Go with the flow. If you drive a power boat, you just engage the engine and go. If you sail, you find that the wind sometimes has other ideas. It may be coming from the wrong direction, so you have to tack back and forth, sneaking up on your destination by going side to side like a soldier under enemy fire. It may drop to where you’re crawling along at the speed of a leisurely stroll. It may veer unexpectedly, getting behind the sails and throwing them to the other side of the boat. (You don’t want to be in the way if this happens. There’s a reason why the spar at the bottom of the sail is called the “boom.”) So you have to be flexible. A trip may take you longer than you planned, and may involve visiting areas that weren’t on your original itinerary. You have to be willing to enjoy whatever voyage you wind up having, rather than focusing on the one you had in mind when you set out.
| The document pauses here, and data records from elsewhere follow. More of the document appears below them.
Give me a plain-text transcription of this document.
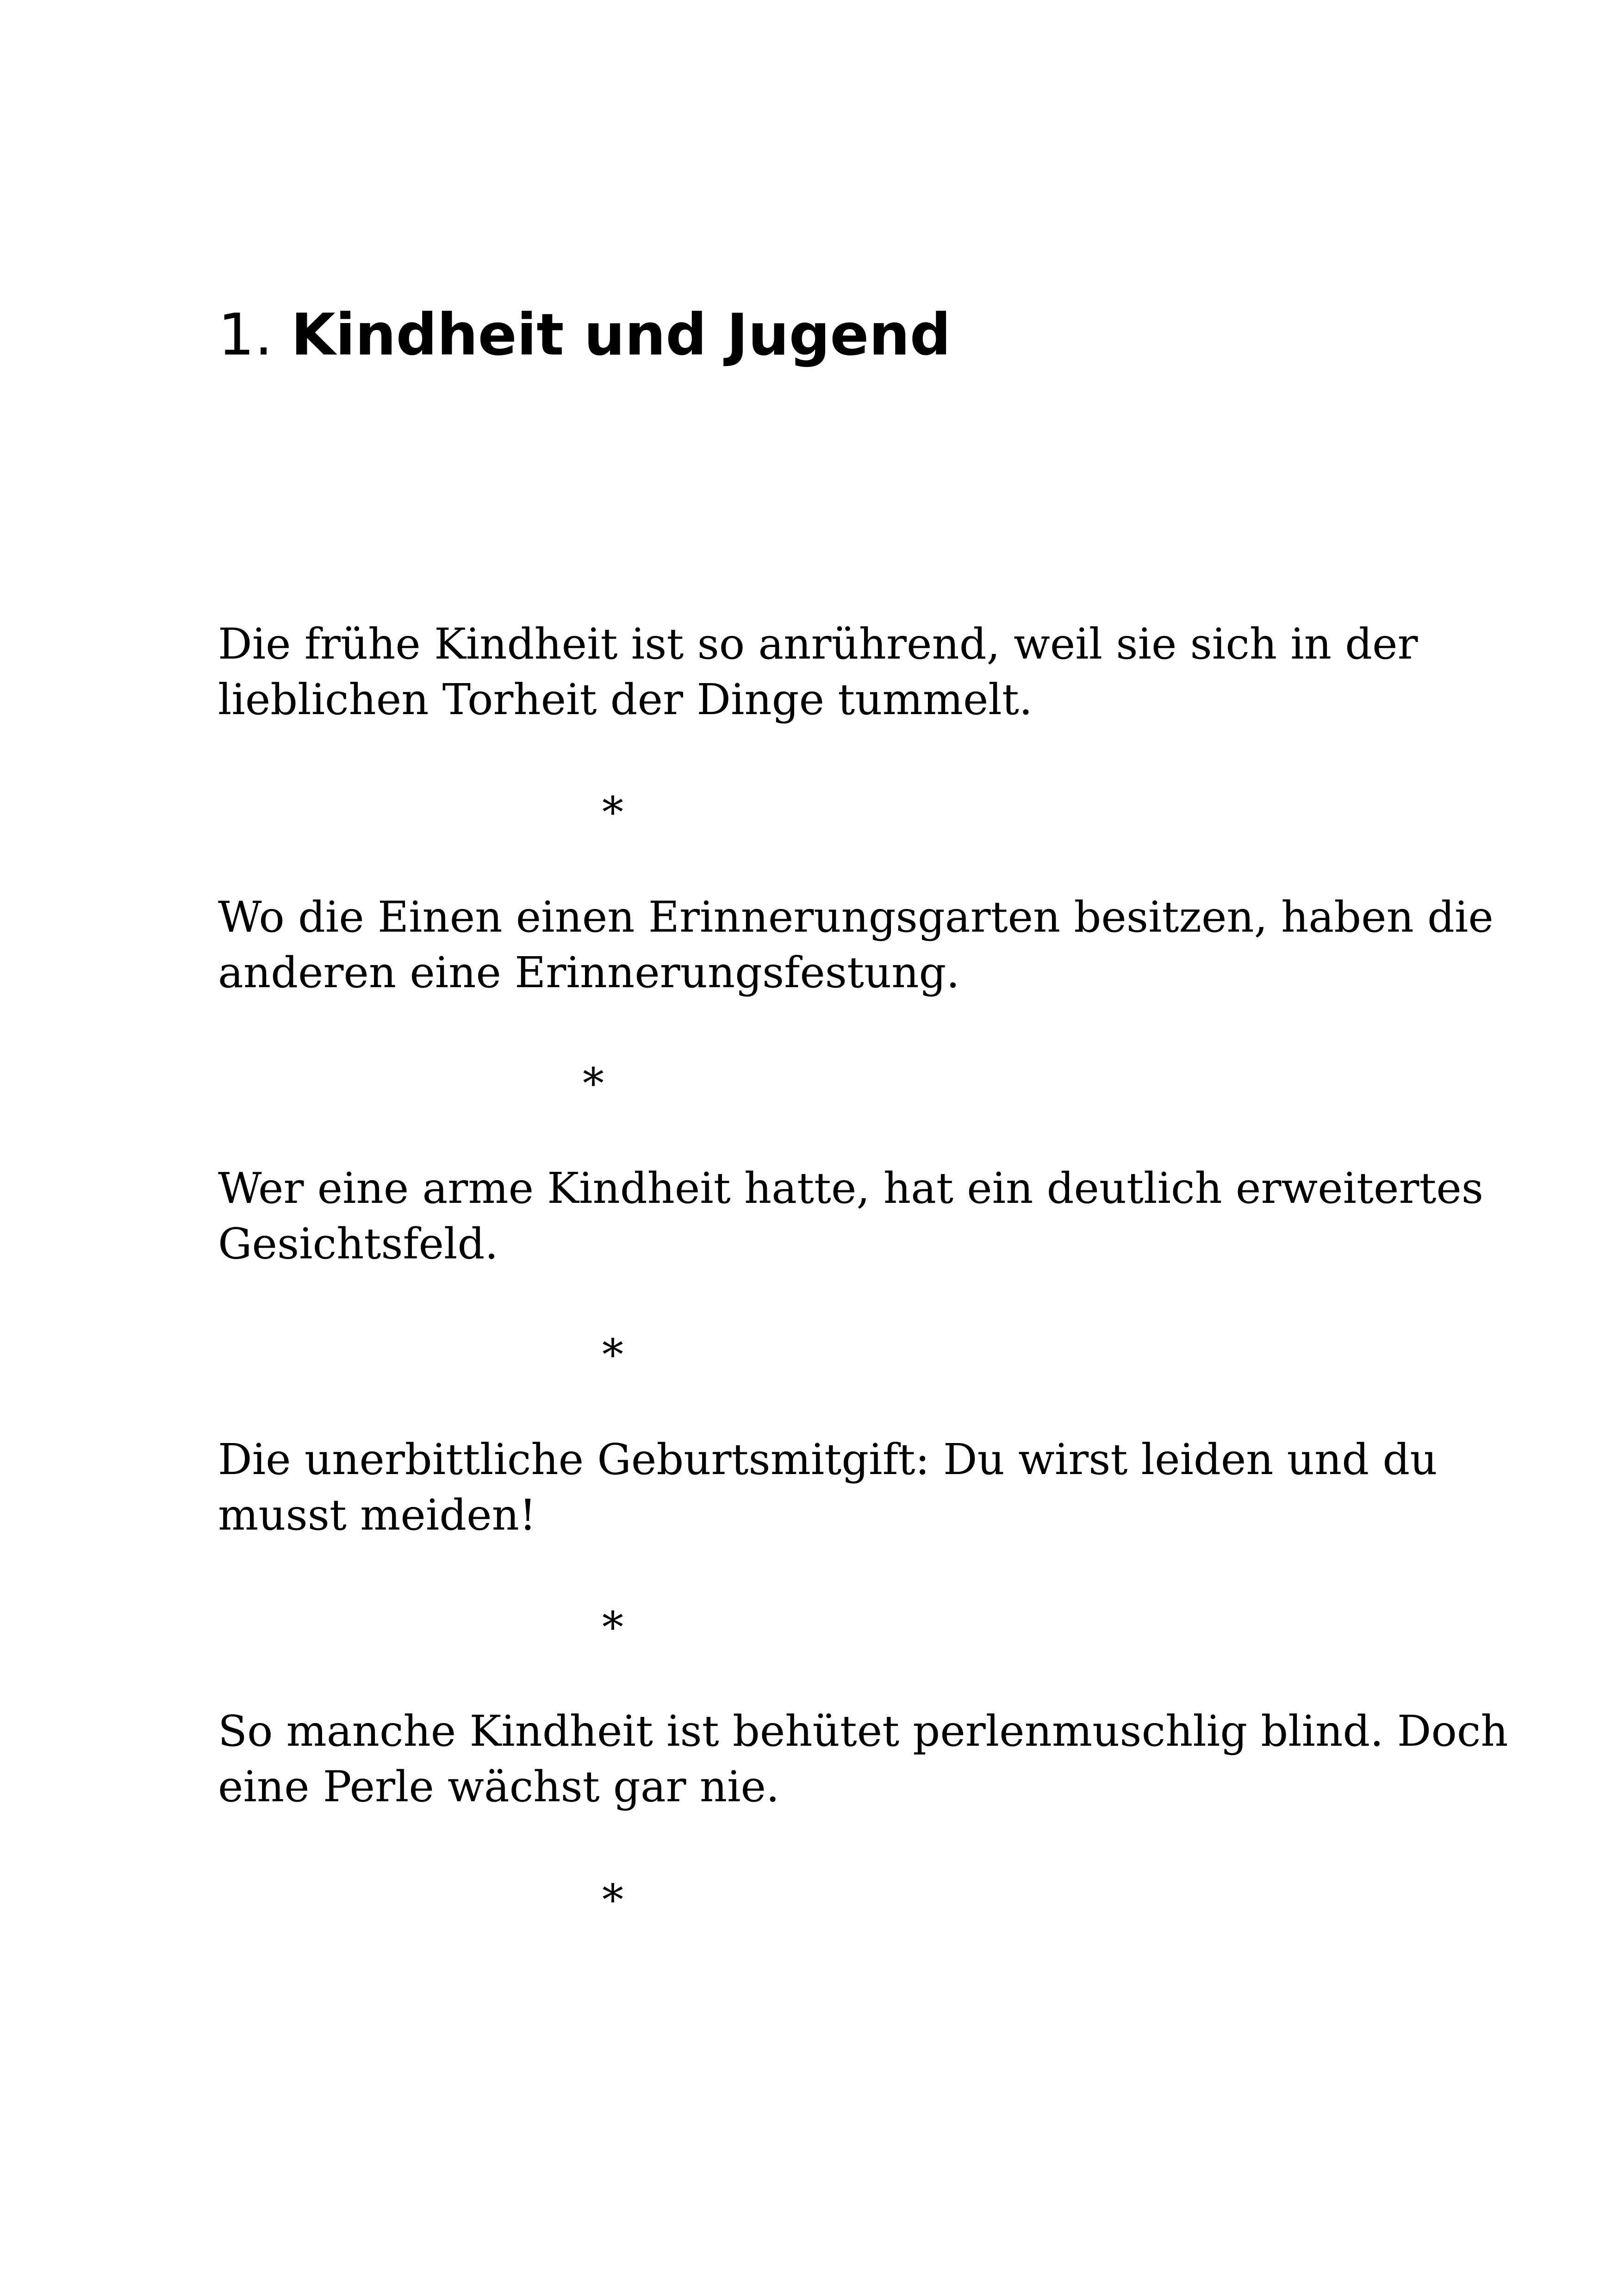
1. Kindheit und Jugend

Die frühe Kindheit ist so anrührend, weil sie sich in der
lieblichen Torheit der Dinge tummelt.

*

Wo die Einen einen Erinnerungsgarten besitzen, haben die
anderen eine Erinnerungsfestung.

*

Wer eine arme Kindheit hatte, hat ein deutlich erweitertes
Gesichtsfeld.

*

Die unerbittliche Geburtsmitgift: Du wirst leiden und du
musst meiden!

*

So manche Kindheit ist behütet perlenmuschlig blind. Doch
eine Perle wächst gar nie.

*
The analogy for writers is obvious. Even the most assiduous planners (which would include me) find that the story has ideas of its own. Characters shift in their motivation, or fade out, or suddenly jump to center stage. Plot holes yawn open and have to be bridged. New directions appear, tempting you with what seems like a well-paved highway but turns into a cul-de-sac littered with spiders and old bones. And then you have to decide whether old bones are exactly what your story needs. Writers, like sailors, have to be flexible.
It’s not about the destination. One of the places we love to visit each summer is the town of Gananoque in the Thousand Islands region of the Saint Lawrence River. My husband will sail there typically in about seven hours, depending on the wind. By car, the trip is just over an hour. So why bother sailing, when we could drive? Because it’s not just about Gananoque. No matter how charming the town is, it’s those seven hours on the water my husband really loves.
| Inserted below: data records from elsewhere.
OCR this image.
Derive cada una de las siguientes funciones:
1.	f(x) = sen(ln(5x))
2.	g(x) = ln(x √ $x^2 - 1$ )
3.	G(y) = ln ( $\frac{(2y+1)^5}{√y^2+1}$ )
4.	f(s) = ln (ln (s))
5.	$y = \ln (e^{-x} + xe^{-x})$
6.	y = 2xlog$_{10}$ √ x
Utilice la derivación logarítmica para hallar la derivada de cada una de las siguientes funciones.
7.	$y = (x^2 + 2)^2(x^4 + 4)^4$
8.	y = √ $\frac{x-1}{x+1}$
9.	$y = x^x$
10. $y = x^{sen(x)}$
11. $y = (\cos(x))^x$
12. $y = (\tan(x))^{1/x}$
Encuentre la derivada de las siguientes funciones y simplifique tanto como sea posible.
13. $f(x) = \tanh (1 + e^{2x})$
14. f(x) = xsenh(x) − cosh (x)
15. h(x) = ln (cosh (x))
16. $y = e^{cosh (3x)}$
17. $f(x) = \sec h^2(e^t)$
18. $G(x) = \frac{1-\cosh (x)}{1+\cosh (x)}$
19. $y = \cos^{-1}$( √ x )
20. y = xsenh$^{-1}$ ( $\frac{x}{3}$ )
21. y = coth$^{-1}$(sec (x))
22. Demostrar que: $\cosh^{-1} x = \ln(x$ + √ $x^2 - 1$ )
Most writers want others to read their work. I know I have the goal of publication, getting a book on the shelves, real or virtual, being read by people who don’t know me and don’t care about my personal journey as a writer, but who want to spend time in the world I’ve built. That’s my destination. But if that’s the only thing I think about, if I don’t enjoy the journey itself, it’s going to be a long, grim trip. Most writers find truth in the old saying, “I don’t like to write, but I like having written.” Still, if there’s no joy in the writing itself, then a writer is going to have a pretty joyless life. Find the joy in the journey.
Here’s wishing you fair winds and following seas, and words when you need them.
In response to The Daily Post’s weekly photo challenge: “Connected.”